Selagi menyediakan secangkir teh hangat, Lani turut duduk menemani. Mereka berdua duduk saling berhadapan. Pak Sarmin pun mengeluarkan sebatang rokok dan membakarnya.

"Anakmu ke mana, ndak kelihatan?"

"Sedang mampir ke rumah temannya, ya suka begitu kan pak seperti yang sudah aku ceritain", jawab Lani sengaja mempertontonkan belahan dadanya ke arah Pak Sarmin.

"Enggak apa apa, anak laki-laki ini, di sini juga dia tidak ada teman seumuran"

"Bener, asal inget waktu aja siih", Lani semakin memancing. Ia coba kendurkan lagi bagian leher tanktopnya.

"Emmm, Kalau Mamanya siapa yang nemenin?"
"Hehe", Pak Sarmin menatap ke arah Lani.

"Pak Sarmin, ini lagi nemenin kan"
"Hihi",

"Saya boleh nanya sesuatu?"

"tanya aja pak, seperti baru kenal seminggu."

"Hohoho, begitu yah, maaf nih ya sebelumnya, semoga kamu enggak marah, dan jangan berpikir yang enggak-enggak dulu nih", Pak Sarmin memendam sebuah pertanyaan. Dia ragu Lani menjawabnya secara baik-baik.

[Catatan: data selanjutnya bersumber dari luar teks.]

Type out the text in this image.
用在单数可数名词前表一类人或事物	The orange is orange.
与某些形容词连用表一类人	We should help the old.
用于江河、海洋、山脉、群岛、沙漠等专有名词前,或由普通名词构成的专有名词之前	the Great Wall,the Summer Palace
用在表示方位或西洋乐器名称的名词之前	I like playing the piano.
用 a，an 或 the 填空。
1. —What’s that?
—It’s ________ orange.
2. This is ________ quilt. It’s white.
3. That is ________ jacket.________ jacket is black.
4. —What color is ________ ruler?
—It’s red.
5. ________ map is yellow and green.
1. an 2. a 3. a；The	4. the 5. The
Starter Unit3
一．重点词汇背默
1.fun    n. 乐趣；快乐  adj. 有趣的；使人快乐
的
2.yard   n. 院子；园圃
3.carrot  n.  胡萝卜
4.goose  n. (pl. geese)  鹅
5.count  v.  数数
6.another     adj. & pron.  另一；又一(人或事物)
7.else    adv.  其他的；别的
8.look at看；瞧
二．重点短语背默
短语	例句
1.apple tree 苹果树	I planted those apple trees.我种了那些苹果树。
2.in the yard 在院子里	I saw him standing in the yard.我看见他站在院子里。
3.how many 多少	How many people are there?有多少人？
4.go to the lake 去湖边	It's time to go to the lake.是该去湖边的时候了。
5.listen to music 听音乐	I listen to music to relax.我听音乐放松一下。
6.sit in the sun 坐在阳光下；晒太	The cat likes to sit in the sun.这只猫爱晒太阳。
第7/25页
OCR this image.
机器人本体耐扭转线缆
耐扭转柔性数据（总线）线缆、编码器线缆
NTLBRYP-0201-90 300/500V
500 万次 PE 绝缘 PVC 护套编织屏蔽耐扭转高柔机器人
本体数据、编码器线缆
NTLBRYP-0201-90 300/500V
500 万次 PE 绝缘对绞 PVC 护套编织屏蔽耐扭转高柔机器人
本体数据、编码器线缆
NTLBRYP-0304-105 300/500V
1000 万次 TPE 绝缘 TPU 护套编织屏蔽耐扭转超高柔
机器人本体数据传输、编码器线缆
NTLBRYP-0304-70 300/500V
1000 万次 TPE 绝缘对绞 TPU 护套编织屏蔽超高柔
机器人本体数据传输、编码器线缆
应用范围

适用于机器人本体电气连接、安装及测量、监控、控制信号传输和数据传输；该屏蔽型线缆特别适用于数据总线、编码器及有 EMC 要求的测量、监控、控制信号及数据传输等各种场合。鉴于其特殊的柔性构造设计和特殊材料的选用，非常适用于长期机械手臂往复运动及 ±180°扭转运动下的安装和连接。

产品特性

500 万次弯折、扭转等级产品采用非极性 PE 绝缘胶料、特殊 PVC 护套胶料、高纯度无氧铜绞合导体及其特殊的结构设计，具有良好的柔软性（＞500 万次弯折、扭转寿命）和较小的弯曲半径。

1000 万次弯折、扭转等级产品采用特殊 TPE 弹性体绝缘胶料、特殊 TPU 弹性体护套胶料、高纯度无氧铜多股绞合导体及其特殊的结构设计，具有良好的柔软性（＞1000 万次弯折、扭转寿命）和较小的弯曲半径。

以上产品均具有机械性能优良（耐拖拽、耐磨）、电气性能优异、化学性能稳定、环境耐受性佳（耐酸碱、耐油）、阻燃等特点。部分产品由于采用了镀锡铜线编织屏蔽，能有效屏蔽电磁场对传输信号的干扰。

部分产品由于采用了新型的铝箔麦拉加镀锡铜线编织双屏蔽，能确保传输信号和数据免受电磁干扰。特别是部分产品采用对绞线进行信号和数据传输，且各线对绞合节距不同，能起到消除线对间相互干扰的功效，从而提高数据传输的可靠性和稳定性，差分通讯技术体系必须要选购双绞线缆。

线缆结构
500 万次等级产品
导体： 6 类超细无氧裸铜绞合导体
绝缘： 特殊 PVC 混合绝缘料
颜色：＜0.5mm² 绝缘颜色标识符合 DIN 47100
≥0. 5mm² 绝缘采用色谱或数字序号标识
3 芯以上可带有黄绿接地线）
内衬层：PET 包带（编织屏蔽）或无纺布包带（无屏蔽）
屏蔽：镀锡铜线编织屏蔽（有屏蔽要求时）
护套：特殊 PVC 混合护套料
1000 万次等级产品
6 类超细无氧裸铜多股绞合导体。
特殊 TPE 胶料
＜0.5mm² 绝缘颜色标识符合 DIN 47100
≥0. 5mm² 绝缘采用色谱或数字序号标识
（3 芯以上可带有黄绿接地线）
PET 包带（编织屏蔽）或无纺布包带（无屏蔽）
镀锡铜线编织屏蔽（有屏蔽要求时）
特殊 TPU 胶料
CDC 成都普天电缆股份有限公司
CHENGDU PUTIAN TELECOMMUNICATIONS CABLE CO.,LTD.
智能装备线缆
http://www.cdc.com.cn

"Iya silakan ditanya aja, kalau enggak, aku mau masak sekarang"

"Itu susumu besar, enggak apa kan saya lihatin?"

"Hehehe, kirain nanya apaa", Lani tergelak. Benarlah dugaannya.

"Malah ketawa kamu"

"Jadi harus marah?"

"Ya jangaan dong", jawab Pak Sarmin, gemas dirinya menatap Lani. Dikira Lani akan menyambut pertanyaannya dengan amarah. Perempuan itu malah tergelak. Apakah itu isyarat Pak Sarmin tak perlu sembunyi lagi melirik ke arah bodi molek Lani.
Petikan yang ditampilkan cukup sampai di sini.